New York, Sept. 16 - Lyondell Chemical Co. said it is ready to pay down debt as early as next year if business conditions pick up in its markets - but has a debt structure in place that means it is also ready if the upturn does not materialize.

The Houston chemical company's financial strategy remains unchanged, Kevin DeNicola, senior vice president and chief financial officer, told the Credit Suisse First Boston chemical conference Tuesday.

Specifically, Lyondell aims to maintain sufficient liquidity and repay debt.

Lyondell's financing actions have aimed to extend maturities through active management while including the flexibility to repay debt earlier if it has cash available, DeNicola told the conference.

As a result, the company and its Equistar part-owned subsidiary have only small maturities through 2006.
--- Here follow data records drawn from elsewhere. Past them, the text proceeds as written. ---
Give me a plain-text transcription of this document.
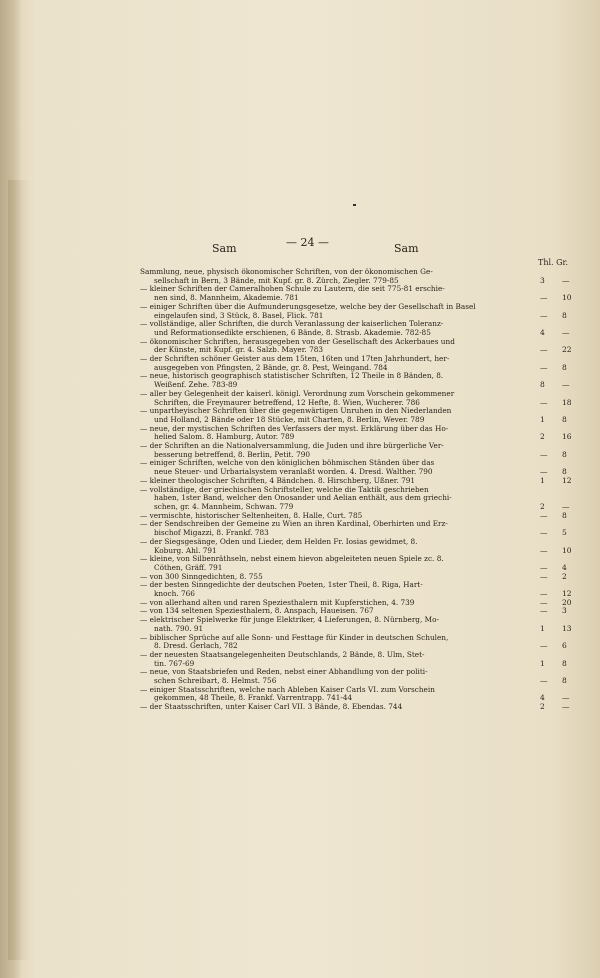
Sam	— 24 —	Sam
Thl. Gr.
Sammlung, neue, physisch ökonomischer Schriften, von der ökonomischen Ge-
sellschaft in Bern, 3 Bände, mit Kupf. gr. 8. Zürch, Ziegler. 779-85	3 —
— kleiner Schriften der Cameralhohen Schule zu Lautern, die seit 775-81 erschie-
nen sind, 8. Mannheim, Akademie. 781	— 10
— einiger Schriften über die Aufmunderungsgesetze, welche bey der Gesellschaft in Basel
eingelaufen sind, 3 Stück, 8. Basel, Flick. 781	— 8
— vollständige, aller Schriften, die durch Veranlassung der kaiserlichen Toleranz-
und Reformationsedikte erschienen, 6 Bände, 8. Strasb. Akademie. 782-85	4 —
— ökonomischer Schriften, herausgegeben von der Gesellschaft des Ackerbaues und
der Künste, mit Kupf. gr. 4. Salzb. Mayer. 783	— 22
— der Schriften schöner Geister aus dem 15ten, 16ten und 17ten Jahrhundert, her-
ausgegeben von Pfingsten, 2 Bände, gr. 8. Pest, Weingand. 784	— 8
— neue, historisch geographisch statistischer Schriften, 12 Theile in 8 Bänden, 8.
Weißenf. Zehe. 783-89	8 —
— aller bey Gelegenheit der kaiserl. königl. Verordnung zum Vorschein gekommener
Schriften, die Freymaurer betreffend, 12 Hefte, 8. Wien, Wucherer. 786	— 18
— unpartheyischer Schriften über die gegenwärtigen Unruhen in den Niederlanden
und Holland, 2 Bände oder 18 Stücke, mit Charten, 8. Berlin, Wever. 789	1 8
— neue, der mystischen Schriften des Verfassers der myst. Erklärung über das Ho-
helied Salom. 8. Hamburg, Autor. 789	2 16
— der Schriften an die Nationalversammlung, die Juden und ihre bürgerliche Ver-
besserung betreffend, 8. Berlin, Petit. 790	— 8
— einiger Schriften, welche von den königlichen böhmischen Ständen über das
neue Steuer- und Urbarialsystem veranlaßt worden. 4. Dresd. Walther. 790	— 8
— kleiner theologischer Schriften, 4 Bändchen. 8. Hirschberg, Ußner. 791	1 12
— vollständige, der griechischen Schriftsteller, welche die Taktik geschrieben
haben, 1ster Band, welcher den Onosander und Aelian enthält, aus dem griechi-
schen, gr. 4. Mannheim, Schwan. 779	2 —
— vermischte, historischer Seltenheiten, 8. Halle, Curt. 785	— 8
— der Sendschreiben der Gemeine zu Wien an ihren Kardinal, Oberhirten und Erz-
bischof Migazzi, 8. Frankf. 783	— 5
— der Siegsgesänge, Oden und Lieder, dem Helden Fr. Iosias gewidmet, 8.
Koburg. Ahl. 791	— 10
— kleine, von Silbenräthseln, nebst einem hievon abgeleiteten neuen Spiele zc. 8.
Cöthen, Gräff. 791	— 4
— von 300 Sinngedichten, 8. 755	— 2
— der besten Sinngedichte der deutschen Poeten, 1ster Theil, 8. Riga, Hart-
knoch. 766	— 12
— von allerhand alten und raren Speziesthalern mit Kupferstichen, 4. 739	— 20
— von 134 seltenen Speziesthalern, 8. Anspach, Haueisen. 767	— 3
— elektrischer Spielwerke für junge Elektriker, 4 Lieferungen, 8. Nürnberg, Mo-
nath. 790. 91	1 13
— biblischer Sprüche auf alle Sonn- und Festtage für Kinder in deutschen Schulen,
8. Dresd. Gerlach, 782	— 6
— der neuesten Staatsangelegenheiten Deutschlands, 2 Bände, 8. Ulm, Stet-
tin. 767-69	1 8
— neue, von Staatsbriefen und Reden, nebst einer Abhandlung von der politi-
schen Schreibart, 8. Helmst. 756	— 8
— einiger Staatsschriften, welche nach Ableben Kaiser Carls VI. zum Vorschein
gekommen, 48 Theile, 8. Frankf. Varrentrapp. 741-44	4 —
— der Staatsschriften, unter Kaiser Carl VII. 3 Bände, 8. Ebendas. 744	2 —
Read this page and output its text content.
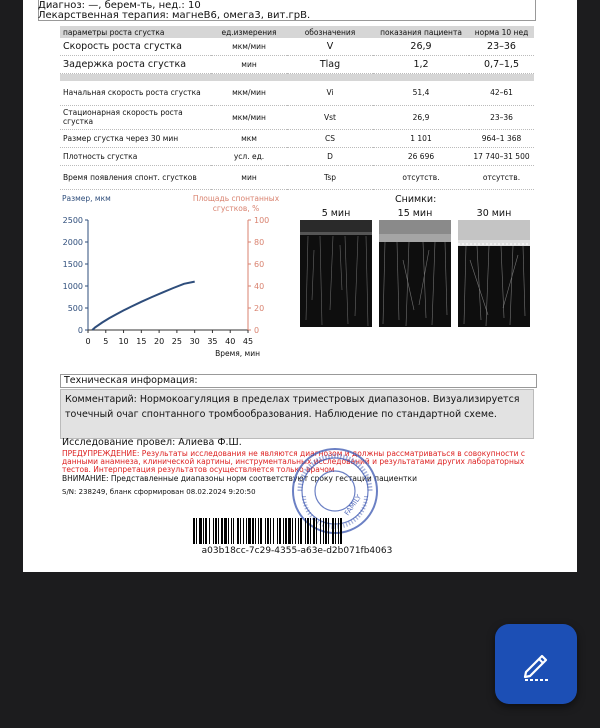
Диагноз: —, берем-ть, нед.: 10
Лекарственная терапия: магнеВ6, омега3, вит.грВ.
параметры роста сгустка	ед.измерения	обозначения	показания пациента	норма 10 нед
Скорость роста сгустка	мкм/мин	V	26,9	23–36
Задержка роста сгустка	мин	Tlag	1,2	0,7–1,5

Начальная скорость роста сгустка	мкм/мин	Vi	51,4	42–61
Стационарная скорость роста сгустка	мкм/мин	Vst	26,9	23–36
Размер сгустка через 30 мин	мкм	CS	1 101	964–1 368
Плотность сгустка	усл. ед.	D	26 696	17 740–31 500
Время появления спонт. сгустков	мин	Tsp	отсутств.	отсутств.
Размер, мкм	Площадь спонтанных
сгустков, %
Время, мин
0
500
1000
1500
2000
2500
0
20
40
60
80
100
0 5 10 15 20 25 30 35 40 45
Снимки:
5 мин	15 мин	30 мин
Техническая информация:
Комментарий: Нормокоагуляция в пределах триместровых диапазонов. Визуализируется
точечный очаг спонтанного тромбообразования. Наблюдение по стандартной схеме.
Исследование провел: Алиева Ф.Ш.
ПРЕДУПРЕЖДЕНИЕ: Результаты исследования не являются диагнозом и должны рассматриваться в совокупности с данными анамнеза, клинической картины, инструментальных исследований и результатами других лабораторных тестов. Интерпретация результатов осуществляется только врачом
ВНИМАНИЕ: Представленные диапазоны норм соответствуют сроку гестации пациентки
S/N: 238249, бланк сформирован 08.02.2024 9:20:50
FAMILY
a03b18cc-7c29-4355-a63e-d2b071fb4063
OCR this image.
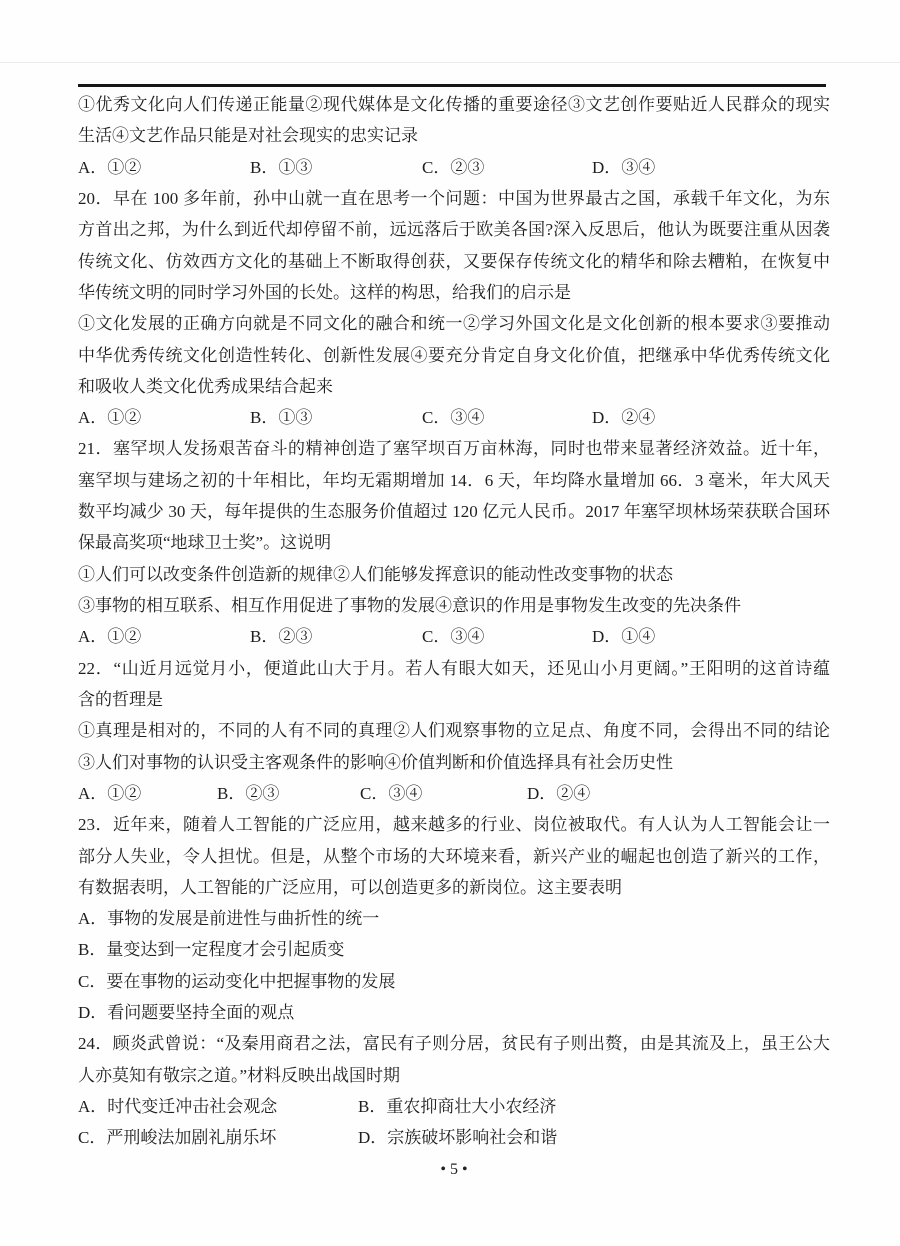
①优秀文化向人们传递正能量②现代媒体是文化传播的重要途径③文艺创作要贴近人民群众的现实
生活④文艺作品只能是对社会现实的忠实记录
A．①②	B．①③	C．②③	D．③④
20．早在 100 多年前，孙中山就一直在思考一个问题：中国为世界最古之国，承载千年文化，为东
方首出之邦，为什么到近代却停留不前，远远落后于欧美各国?深入反思后，他认为既要注重从因袭
传统文化、仿效西方文化的基础上不断取得创获，又要保存传统文化的精华和除去糟粕，在恢复中
华传统文明的同时学习外国的长处。这样的构思，给我们的启示是
①文化发展的正确方向就是不同文化的融合和统一②学习外国文化是文化创新的根本要求③要推动
中华优秀传统文化创造性转化、创新性发展④要充分肯定自身文化价值，把继承中华优秀传统文化
和吸收人类文化优秀成果结合起来
A．①②	B．①③	C．③④	D．②④
21．塞罕坝人发扬艰苦奋斗的精神创造了塞罕坝百万亩林海，同时也带来显著经济效益。近十年，
塞罕坝与建场之初的十年相比，年均无霜期增加 14．6 天，年均降水量增加 66．3 毫米，年大风天
数平均减少 30 天，每年提供的生态服务价值超过 120 亿元人民币。2017 年塞罕坝林场荣获联合国环
保最高奖项“地球卫士奖”。这说明
①人们可以改变条件创造新的规律②人们能够发挥意识的能动性改变事物的状态
③事物的相互联系、相互作用促进了事物的发展④意识的作用是事物发生改变的先决条件
A．①②	B．②③	C．③④	D．①④
22．“山近月远觉月小，便道此山大于月。若人有眼大如天，还见山小月更阔。”王阳明的这首诗蕴
含的哲理是
①真理是相对的，不同的人有不同的真理②人们观察事物的立足点、角度不同，会得出不同的结论
③人们对事物的认识受主客观条件的影响④价值判断和价值选择具有社会历史性
A．①②	B．②③	C．③④	D．②④
23．近年来，随着人工智能的广泛应用，越来越多的行业、岗位被取代。有人认为人工智能会让一
部分人失业，令人担忧。但是，从整个市场的大环境来看，新兴产业的崛起也创造了新兴的工作，
有数据表明，人工智能的广泛应用，可以创造更多的新岗位。这主要表明
A．事物的发展是前进性与曲折性的统一
B．量变达到一定程度才会引起质变
C．要在事物的运动变化中把握事物的发展
D．看问题要坚持全面的观点
24．顾炎武曾说：“及秦用商君之法，富民有子则分居，贫民有子则出赘，由是其流及上，虽王公大
人亦莫知有敬宗之道。”材料反映出战国时期
A．时代变迁冲击社会观念	B．重农抑商壮大小农经济
C．严刑峻法加剧礼崩乐坏	D．宗族破坏影响社会和谐
• 5 •
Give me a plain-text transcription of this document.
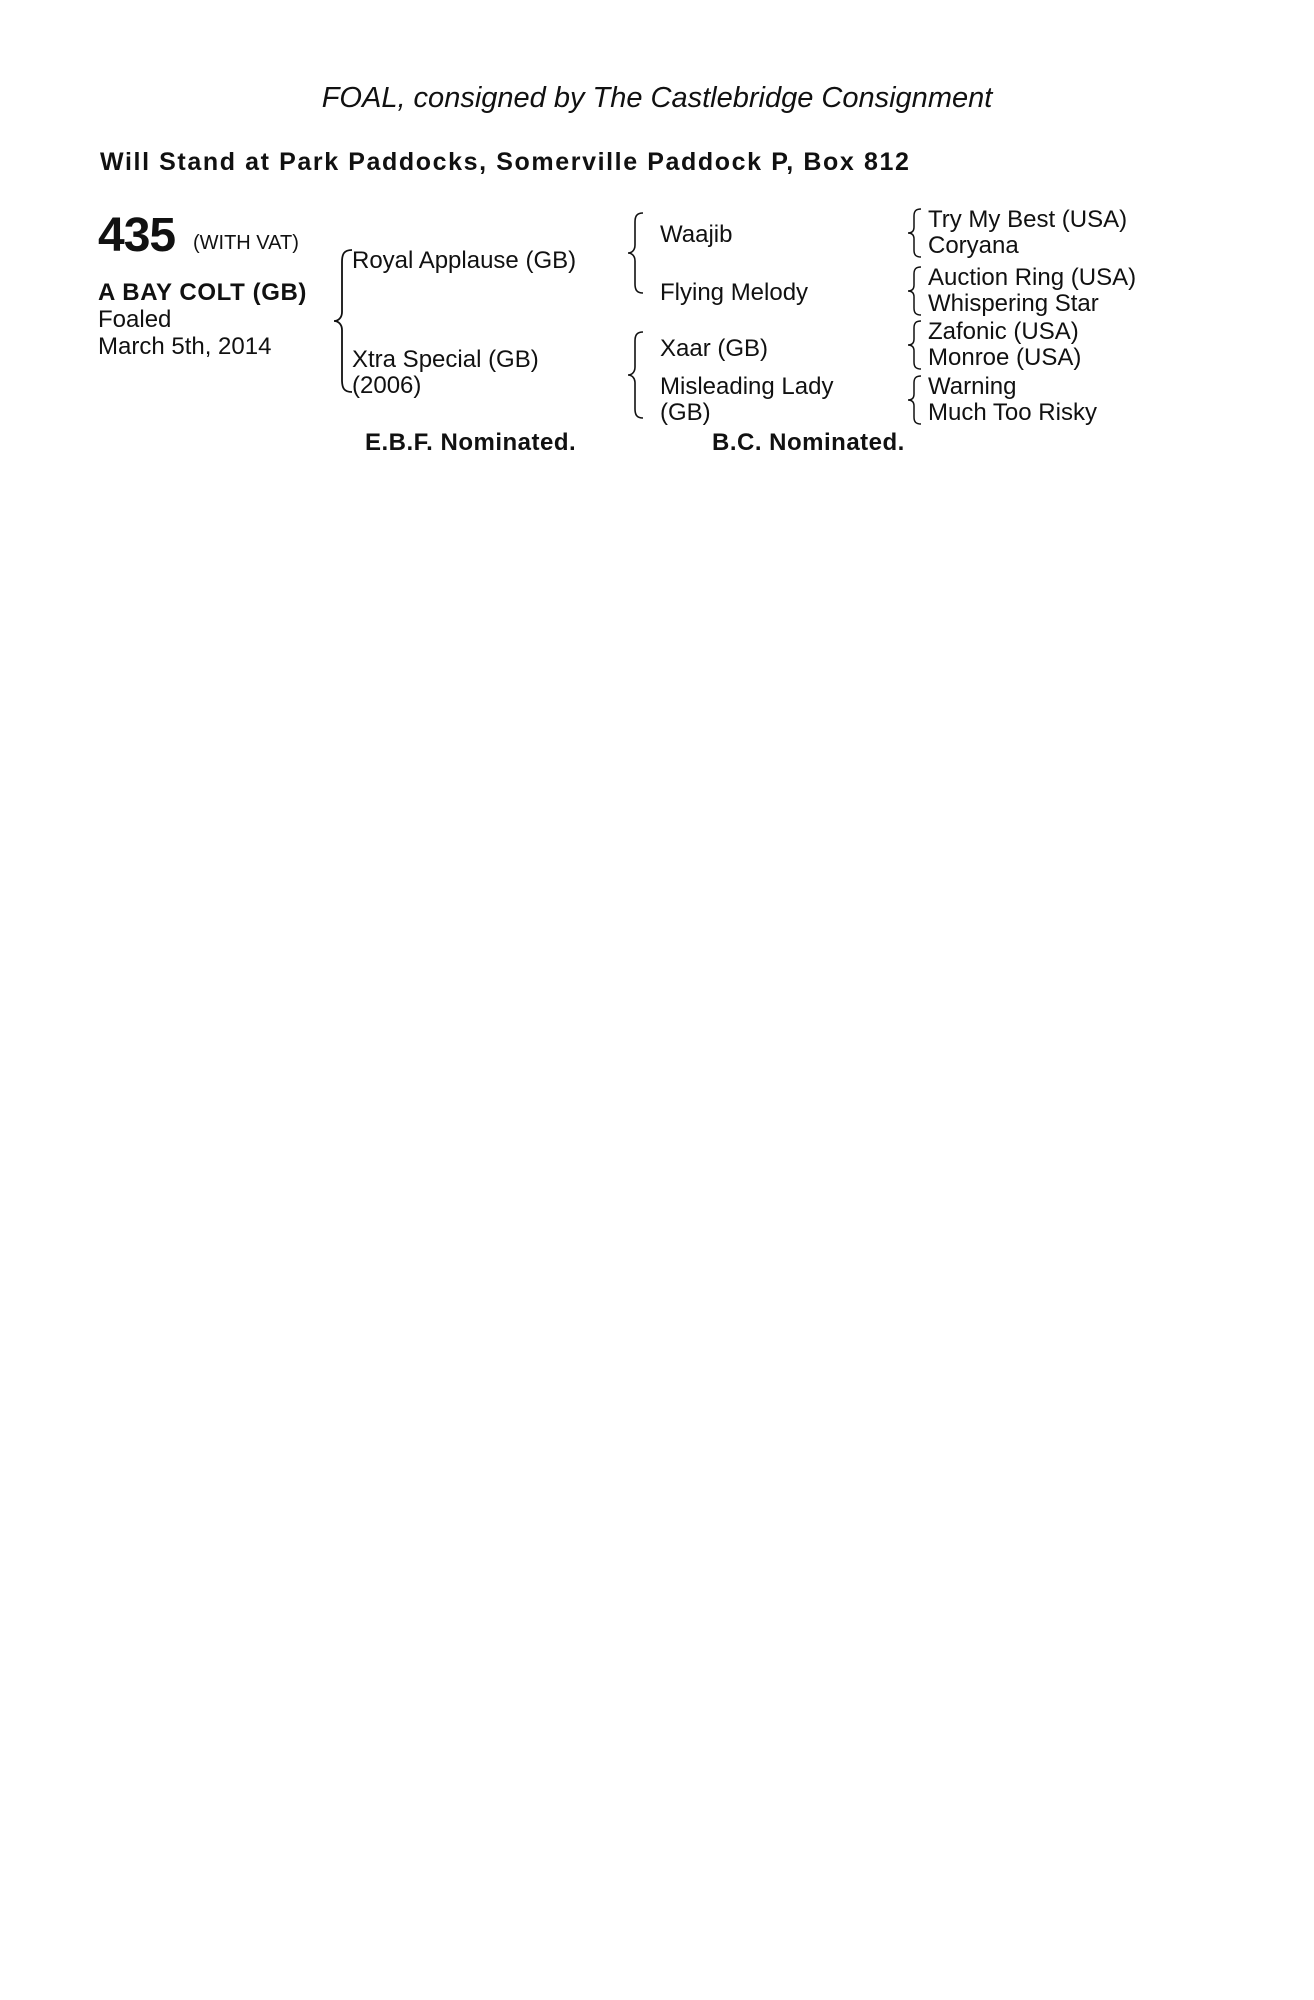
FOAL, consigned by The Castlebridge Consignment
Will Stand at Park Paddocks, Somerville Paddock P, Box 812
435 (WITH VAT)
A BAY COLT (GB)
Foaled
March 5th, 2014
Royal Applause (GB)
Xtra Special (GB)
(2006)
Waajib
Flying Melody
Xaar (GB)
Misleading Lady
(GB)
Try My Best (USA)
Coryana
Auction Ring (USA)
Whispering Star
Zafonic (USA)
Monroe (USA)
Warning
Much Too Risky
E.B.F. Nominated.	B.C. Nominated.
At the same time around $1.5 billion of Lyondell debt is prepayable in 2004 and a further big chunk in 2005.

The strategy for debt maturities has been to "move them out just in case the cycle does not change. If the cycle doesn't change we have got a couple of years left before we hit the maturities," DeNicola said.

Meanwhile, Lyondell has paid up for prepayment options. And DeNicola said: "It's well worth us paying more to get the flexibility because that's our objective - to pay down debt.

"As early as 2004 we could start paying down debt."

As far the outlook for conditions improving in the chemical industry, DeNicola commented: "The fundamentals are good in this business.

"It doesn't take a very big change from where we are -primarily on the demand side - for these things to kick in," he added, referring to the additional amounts of cash flow that Lyondell would generate.

But while "we are optimistic," he also cautioned that forecasting is difficult in the sector.